When I consider new operas that wrestle with questions of technology, two come to mind. Tod Machover's futuristic Death and the Powers, often dubbed the 'robot opera', was created by the M.I.T. Media Lab's Opera of the Future group. It questions billionaire Simon Powers' decision to achieve immortality by merging his consciousness with 'the System'. He becomes a disembodied presence in his home (importantly, one who can 'still sign cheques' and has 'billions of bucks'), but his family members must come to terms with his confusing presence and decide whether to merge with 'the System' as well. The technological demands of presenting the opera are high: it includes autonomous 'operabot' characters and a complicated sensor array through which aspects of Simon Powers' offstage performance (such as movements and body temperature) control set elements.

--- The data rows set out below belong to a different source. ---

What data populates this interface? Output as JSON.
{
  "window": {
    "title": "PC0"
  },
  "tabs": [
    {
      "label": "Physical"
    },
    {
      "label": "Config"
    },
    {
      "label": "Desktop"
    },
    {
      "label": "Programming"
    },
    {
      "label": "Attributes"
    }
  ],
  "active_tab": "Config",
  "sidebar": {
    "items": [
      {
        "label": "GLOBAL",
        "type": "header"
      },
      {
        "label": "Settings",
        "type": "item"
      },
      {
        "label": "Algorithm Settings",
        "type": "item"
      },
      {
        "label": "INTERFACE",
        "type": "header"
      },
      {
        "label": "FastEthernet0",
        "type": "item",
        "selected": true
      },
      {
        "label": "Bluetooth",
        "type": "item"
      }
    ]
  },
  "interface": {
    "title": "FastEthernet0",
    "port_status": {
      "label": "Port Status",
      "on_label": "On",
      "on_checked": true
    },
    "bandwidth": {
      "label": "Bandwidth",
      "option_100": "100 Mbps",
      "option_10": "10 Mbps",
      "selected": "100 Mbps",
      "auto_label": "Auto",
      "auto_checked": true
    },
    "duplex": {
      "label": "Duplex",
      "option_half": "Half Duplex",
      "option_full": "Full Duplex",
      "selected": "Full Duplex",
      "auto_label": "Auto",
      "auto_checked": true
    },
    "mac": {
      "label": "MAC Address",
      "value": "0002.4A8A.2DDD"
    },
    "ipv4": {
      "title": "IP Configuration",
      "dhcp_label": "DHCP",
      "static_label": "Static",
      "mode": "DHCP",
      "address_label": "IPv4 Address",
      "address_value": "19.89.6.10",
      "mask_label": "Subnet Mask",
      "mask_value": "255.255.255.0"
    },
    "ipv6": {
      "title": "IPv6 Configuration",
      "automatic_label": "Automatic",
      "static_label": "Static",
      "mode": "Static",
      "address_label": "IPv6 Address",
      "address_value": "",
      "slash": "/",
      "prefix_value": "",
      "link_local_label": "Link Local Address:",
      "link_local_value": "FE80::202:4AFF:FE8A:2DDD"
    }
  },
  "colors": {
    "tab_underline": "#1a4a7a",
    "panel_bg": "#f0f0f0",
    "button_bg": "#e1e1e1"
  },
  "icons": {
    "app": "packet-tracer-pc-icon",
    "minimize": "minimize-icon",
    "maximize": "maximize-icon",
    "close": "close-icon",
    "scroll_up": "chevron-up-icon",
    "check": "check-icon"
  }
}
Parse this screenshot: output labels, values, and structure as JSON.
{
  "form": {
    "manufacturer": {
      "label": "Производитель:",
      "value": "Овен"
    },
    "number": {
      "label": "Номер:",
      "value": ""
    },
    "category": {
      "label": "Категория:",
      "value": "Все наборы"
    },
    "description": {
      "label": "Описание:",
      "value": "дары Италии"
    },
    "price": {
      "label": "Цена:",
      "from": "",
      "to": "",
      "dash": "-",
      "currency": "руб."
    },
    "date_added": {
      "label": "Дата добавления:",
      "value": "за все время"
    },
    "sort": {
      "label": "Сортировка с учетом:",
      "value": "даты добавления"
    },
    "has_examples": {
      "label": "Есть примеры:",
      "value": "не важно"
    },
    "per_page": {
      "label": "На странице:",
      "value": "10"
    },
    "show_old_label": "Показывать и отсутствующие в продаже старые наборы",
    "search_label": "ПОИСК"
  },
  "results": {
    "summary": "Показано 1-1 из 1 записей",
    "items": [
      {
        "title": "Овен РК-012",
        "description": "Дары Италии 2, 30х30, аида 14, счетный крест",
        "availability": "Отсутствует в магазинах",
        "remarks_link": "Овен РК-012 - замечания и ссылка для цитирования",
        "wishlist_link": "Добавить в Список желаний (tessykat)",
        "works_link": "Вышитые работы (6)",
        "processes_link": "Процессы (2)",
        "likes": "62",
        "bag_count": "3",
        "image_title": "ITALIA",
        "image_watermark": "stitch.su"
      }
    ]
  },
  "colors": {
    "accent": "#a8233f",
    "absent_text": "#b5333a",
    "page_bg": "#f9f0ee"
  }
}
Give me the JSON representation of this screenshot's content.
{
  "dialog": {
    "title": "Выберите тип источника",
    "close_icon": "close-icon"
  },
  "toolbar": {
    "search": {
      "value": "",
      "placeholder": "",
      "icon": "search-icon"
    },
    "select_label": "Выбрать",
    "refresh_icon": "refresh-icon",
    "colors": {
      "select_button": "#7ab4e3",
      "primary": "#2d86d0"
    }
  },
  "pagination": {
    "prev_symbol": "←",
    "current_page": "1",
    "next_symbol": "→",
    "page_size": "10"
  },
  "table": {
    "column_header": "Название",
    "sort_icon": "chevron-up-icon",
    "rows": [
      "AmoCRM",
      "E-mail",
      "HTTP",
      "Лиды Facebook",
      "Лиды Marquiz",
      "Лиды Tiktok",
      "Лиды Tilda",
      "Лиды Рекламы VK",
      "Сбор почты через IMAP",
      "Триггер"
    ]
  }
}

In contrast to this 'opera of the future', Nico Muhly's Two Boys deals with the recent past. Loosely based on an English murder case from 2003, it dramatises the stabbing of one teenage boy by another, precipitated by a complicated web of chatroom provocation and deceit. The reception of Two Boys points to the challenges of recent technology as a theme: some critics mentioned that the focus on chatrooms already felt passé by the opera's 2011 premiere. It is harder for audiences to see the universality of stories in near-modern settings than of those in the distant past or future. (Is the letter scene in Eugene Onegin also passé because written letters are no longer the fashion? Is Death and the Powers inaccessible because it deals with technologies that don't yet exist?) Regardless, the internet is hardly superannuated, and Two Boys pioneered the musical and visual representation of the internet on the operatic stage. Its 'digital space' appears in the form of towering white walls of text and projections and the choristers' faces are lit by the glow of their ever-present laptops. Characters sing full sentences while chatspeak abbreviations appear behind them; choruses routinely intrude with short, layered phrases - bits common to internet chatrooms or even arbitrary pieces of data from the singers' memories.

As both a tool and a topic, technology wields great influence on the arts, and opera is no exception. Operas that engage with technology- as an innovative performance method, a subject to explore, or both - have the potential to attract young, wired audiences. Operatic newcomers who attend the internet-fuelled drama of Two Boys or the futuristic dilemmas of Death and the Powers may find they like the experience of sung drama in general. Similarly, long-time subscribers who are familiar with the classic repertoire may find enjoyment in both new operas and technologically innovative stagings of old favourites.